Already gone by Kelly Clarkson and Halo by Beyonce
(…arise, zombie minion…)
There’s a distinct similarity between Jimmy Reed’s “Big Boss Man”, ELP’s “Tiger in a Spotlight”, and the Sesame Street theme song.
Back on the chain gang…Pretenders
Fotos y recuerdos…Selena
Escape Club’s “Wild, Wild West” (1988) seems to borrow heavily from Elvis Costello’s “Pump It Up” (1978).
Sung to the tune of The Ballad of Gilligan’s Island, but not mentioned in #66 or #81
Amazing Grace
…which was written by Mozart
In addition to the other bits of classical music made into standard show songs, Nat King Cole’s “Nature Boy” is based on a phrase from a Dvorak piano trio - bit whether it was a conscious lift or not, I don’t know. Likewise, the Carlos Gardel tango song “Por Una Cabeza” (the tango in Scent of a Woman) opens with a phrase that occurs several times in at least one Mozart piece and I think another composer also used it.
Oh yes, and there was a big “wall of sound” disco number whose name I forget that uses the “big tune” from the Saint-Saens Organ Symphony.
The theme song for “Where On Earth Is Carmen Sandiego” (probably one of the best time-travelling detective shows based on a computer game ever) is based on “Die Entführung aus dem Serail.”
Of course, it would be perfectly in character for Carmen Sandiego to steal Mozart’s music just so she could have a theme song.
In 1961 the Don Shirley Trio had a minor hit with an instrumental version of the folk song Water Boy. There’s a section where the melody is nearly identical to the 1971 song Put Your Hand in the Hand, here performed by Ocean.
He wrote a set of variations on the tune. The tune itself was first published 20 years before his composition.
Frank Sinatra’s My Way uses the same tune as Claude Francois’s Comme d’Habitude
The lyrics are completely different (beyond being in different languages). The French song, if I understand it correctly, is about a couple who have fallen out of love, but continue their day to day routines (comme d’habitude)

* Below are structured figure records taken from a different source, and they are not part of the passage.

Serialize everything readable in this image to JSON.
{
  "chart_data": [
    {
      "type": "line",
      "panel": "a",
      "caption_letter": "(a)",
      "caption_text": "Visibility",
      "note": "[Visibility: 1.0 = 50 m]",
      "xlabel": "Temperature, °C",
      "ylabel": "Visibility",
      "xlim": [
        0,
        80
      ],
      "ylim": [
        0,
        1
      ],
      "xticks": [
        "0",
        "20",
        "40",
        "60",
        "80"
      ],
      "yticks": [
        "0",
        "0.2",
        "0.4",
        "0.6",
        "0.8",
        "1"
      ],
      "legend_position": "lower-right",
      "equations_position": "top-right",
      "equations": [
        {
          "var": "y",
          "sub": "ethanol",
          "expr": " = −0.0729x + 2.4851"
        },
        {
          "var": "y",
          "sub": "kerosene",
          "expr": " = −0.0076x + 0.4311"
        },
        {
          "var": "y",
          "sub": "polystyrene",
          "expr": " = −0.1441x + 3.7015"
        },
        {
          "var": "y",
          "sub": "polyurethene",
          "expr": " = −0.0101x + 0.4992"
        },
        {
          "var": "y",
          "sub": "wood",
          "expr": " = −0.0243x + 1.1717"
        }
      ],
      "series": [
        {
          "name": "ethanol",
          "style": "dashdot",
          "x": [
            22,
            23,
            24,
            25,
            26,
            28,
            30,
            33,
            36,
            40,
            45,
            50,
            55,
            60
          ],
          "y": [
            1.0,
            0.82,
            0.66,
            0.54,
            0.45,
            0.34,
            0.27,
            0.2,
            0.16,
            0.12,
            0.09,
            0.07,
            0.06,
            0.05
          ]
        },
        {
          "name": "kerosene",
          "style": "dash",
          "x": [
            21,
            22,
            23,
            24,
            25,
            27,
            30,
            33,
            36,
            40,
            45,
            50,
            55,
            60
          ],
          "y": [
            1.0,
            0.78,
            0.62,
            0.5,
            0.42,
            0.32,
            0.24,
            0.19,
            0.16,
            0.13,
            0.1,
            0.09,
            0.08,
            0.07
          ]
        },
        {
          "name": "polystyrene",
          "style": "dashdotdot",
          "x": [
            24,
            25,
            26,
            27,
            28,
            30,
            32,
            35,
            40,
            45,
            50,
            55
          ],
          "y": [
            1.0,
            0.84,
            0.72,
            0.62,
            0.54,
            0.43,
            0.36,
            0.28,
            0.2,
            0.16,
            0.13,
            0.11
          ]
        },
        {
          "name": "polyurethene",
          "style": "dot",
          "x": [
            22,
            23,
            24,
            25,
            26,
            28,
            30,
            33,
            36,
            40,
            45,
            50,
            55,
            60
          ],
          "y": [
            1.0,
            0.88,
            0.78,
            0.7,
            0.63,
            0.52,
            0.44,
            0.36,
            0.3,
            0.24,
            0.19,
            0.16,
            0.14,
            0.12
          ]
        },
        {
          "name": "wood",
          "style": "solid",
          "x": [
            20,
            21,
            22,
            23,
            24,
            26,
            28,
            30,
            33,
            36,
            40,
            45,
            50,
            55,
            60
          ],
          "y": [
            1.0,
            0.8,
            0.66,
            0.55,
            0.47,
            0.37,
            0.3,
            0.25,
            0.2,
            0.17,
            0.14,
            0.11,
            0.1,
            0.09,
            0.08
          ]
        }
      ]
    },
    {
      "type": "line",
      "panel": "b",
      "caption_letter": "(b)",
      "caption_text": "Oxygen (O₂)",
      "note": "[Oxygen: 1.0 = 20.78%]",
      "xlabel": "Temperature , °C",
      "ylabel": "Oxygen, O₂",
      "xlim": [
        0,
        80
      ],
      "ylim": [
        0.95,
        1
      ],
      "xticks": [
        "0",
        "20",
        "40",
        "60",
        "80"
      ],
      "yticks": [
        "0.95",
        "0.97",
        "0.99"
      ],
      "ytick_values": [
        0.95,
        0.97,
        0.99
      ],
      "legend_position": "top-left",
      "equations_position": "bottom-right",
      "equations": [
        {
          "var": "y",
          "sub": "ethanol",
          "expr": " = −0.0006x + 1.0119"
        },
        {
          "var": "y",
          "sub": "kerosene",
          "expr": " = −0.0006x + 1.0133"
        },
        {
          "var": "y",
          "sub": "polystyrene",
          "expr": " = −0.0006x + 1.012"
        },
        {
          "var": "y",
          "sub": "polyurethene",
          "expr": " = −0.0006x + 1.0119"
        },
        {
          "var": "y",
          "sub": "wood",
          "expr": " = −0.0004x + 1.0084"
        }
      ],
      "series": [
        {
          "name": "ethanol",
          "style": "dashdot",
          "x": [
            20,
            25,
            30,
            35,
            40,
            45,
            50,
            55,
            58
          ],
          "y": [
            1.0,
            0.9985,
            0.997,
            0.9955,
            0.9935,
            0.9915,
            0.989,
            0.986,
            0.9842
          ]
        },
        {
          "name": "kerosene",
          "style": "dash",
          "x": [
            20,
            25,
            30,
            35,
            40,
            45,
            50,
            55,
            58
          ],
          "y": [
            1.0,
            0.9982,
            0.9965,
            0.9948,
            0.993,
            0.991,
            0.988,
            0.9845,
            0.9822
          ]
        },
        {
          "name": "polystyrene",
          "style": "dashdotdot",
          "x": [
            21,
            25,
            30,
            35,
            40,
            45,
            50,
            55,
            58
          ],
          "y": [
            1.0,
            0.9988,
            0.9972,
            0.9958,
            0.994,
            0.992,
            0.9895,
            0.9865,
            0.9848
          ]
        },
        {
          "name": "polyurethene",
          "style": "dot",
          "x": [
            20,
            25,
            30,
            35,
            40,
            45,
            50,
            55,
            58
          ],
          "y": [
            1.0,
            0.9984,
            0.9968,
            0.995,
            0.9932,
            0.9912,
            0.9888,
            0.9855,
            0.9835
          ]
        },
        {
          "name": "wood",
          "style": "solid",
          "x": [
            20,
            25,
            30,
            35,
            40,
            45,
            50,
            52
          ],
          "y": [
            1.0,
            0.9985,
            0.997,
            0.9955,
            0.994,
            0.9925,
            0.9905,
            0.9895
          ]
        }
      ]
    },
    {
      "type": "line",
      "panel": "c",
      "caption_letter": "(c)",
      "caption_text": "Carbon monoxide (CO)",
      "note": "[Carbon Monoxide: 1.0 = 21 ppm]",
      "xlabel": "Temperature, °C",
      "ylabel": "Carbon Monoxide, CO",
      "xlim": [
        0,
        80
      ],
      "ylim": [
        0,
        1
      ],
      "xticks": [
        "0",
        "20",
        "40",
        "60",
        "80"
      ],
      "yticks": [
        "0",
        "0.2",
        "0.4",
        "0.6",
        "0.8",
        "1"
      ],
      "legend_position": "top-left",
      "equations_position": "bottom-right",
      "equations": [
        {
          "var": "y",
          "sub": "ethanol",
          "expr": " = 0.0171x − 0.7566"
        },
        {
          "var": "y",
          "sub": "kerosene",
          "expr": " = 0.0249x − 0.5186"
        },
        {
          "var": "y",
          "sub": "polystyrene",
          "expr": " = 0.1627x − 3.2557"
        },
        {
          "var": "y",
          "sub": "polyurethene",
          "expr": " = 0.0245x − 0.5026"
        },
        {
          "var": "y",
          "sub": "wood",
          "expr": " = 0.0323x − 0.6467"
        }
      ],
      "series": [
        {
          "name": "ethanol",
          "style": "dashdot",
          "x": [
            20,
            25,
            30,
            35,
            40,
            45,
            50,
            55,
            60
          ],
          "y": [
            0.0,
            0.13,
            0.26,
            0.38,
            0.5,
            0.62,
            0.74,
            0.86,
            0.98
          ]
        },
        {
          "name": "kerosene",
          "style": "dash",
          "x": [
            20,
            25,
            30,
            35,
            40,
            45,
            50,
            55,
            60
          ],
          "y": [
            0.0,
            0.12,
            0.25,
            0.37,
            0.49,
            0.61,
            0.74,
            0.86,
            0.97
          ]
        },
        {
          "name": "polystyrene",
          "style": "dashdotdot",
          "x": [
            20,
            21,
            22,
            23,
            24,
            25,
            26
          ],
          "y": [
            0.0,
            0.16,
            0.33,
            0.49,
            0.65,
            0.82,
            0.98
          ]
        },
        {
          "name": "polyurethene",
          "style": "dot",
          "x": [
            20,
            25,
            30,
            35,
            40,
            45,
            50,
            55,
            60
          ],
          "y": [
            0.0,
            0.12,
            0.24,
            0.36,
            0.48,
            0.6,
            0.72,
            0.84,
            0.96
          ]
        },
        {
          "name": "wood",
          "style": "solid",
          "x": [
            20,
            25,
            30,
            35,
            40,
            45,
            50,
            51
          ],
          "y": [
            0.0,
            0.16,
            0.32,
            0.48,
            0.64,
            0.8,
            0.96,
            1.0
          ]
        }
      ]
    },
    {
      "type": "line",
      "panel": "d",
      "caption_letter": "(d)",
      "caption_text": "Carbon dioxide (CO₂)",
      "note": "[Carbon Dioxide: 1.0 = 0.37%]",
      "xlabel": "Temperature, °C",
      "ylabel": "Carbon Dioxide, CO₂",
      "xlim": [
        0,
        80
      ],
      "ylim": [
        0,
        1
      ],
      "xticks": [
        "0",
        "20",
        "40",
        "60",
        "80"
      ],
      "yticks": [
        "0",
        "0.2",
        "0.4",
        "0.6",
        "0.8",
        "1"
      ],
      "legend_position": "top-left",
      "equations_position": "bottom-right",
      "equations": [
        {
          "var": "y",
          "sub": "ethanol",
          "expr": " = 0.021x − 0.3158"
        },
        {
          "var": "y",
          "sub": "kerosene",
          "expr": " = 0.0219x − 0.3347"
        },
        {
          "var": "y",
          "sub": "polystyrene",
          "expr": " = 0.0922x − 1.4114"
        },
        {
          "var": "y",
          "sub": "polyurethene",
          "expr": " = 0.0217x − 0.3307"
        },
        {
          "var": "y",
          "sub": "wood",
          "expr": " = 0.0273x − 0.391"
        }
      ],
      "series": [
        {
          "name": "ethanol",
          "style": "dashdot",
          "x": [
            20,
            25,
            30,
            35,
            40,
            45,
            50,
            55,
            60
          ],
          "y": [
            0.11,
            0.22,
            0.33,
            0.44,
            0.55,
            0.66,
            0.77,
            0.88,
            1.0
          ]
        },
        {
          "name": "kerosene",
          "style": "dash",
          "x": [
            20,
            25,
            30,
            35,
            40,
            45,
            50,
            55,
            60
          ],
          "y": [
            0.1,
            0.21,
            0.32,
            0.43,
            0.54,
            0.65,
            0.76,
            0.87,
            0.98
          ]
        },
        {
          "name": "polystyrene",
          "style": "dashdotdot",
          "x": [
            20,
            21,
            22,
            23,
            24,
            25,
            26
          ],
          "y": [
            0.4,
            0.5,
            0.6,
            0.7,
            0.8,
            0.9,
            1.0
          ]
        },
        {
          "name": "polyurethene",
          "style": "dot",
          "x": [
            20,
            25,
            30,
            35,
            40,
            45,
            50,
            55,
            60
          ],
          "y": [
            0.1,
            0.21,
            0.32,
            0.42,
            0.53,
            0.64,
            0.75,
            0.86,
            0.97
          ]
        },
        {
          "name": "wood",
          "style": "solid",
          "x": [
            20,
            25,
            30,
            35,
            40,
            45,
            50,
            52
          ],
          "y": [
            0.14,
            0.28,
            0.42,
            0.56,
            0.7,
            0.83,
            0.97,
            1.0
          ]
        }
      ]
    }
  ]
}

I’ll Stand by You…Pretenders
Estoy Aquí…Shakira
Clearly the Pretenders enjoyed an ongoing musical dialogue with Latina female pop stars.
Not precisely the same, but the Cal and UCLA fight songs are pretty darn close.
Not exactly coincidental, but the old Slinky jingle sounds just like Ren and Stimpy’s Log commercial.
“What rolls down stairs
alone or in pairs,
and over your neighbor’s dog?
What’s great for a snack,
And fits on your back?
It’s log, log, log
It’s Lo-og, it’s Lo-og,
it’s big, it’s heavy, it’s wood
It’s Lo-og, it’s Lo-og,
It’s better than bad, it’s good”
Isn’t that the second movement of the Piano Quintet no. 2?
I had a listen to “Nature Boy” because the title sounded familiar. Yep, that’s the one, but I think it’s the first time I’ve seen the video. Captivating performance, I have to say. Nat looks like he’s about to melt (or something), and Oscar Moore’s playing is brilliant. Internet sez Moore laid bricks and ran a gas station in his later years. Died in Las Vegas in 1981, at 66 years of age. Damn.
The tune for Gnarls Barkley’s “Crazy” and Adele’s “Rolling in the deep” are exactly the same, you can mash them together perfectly.
I stand corrected and beg its pardon.
The beats sound really similar. May just be because Gavin wanted to do a riff on Igor’s stuff since Spider-Man 2018 and Sunset Overdrive were published by the same people, but still.
ABBA released two songs with the same melody: Happy Hawaii & Why Did it Have to be Me?
I was going to make a joke about the band Train playing “Heart and Soul” during their beginner’s piano lesson and changing the words to make Play That Song, but when I looked it up I see that they gave Hoagy Carmichael writing credits so it probably sorta happened that way.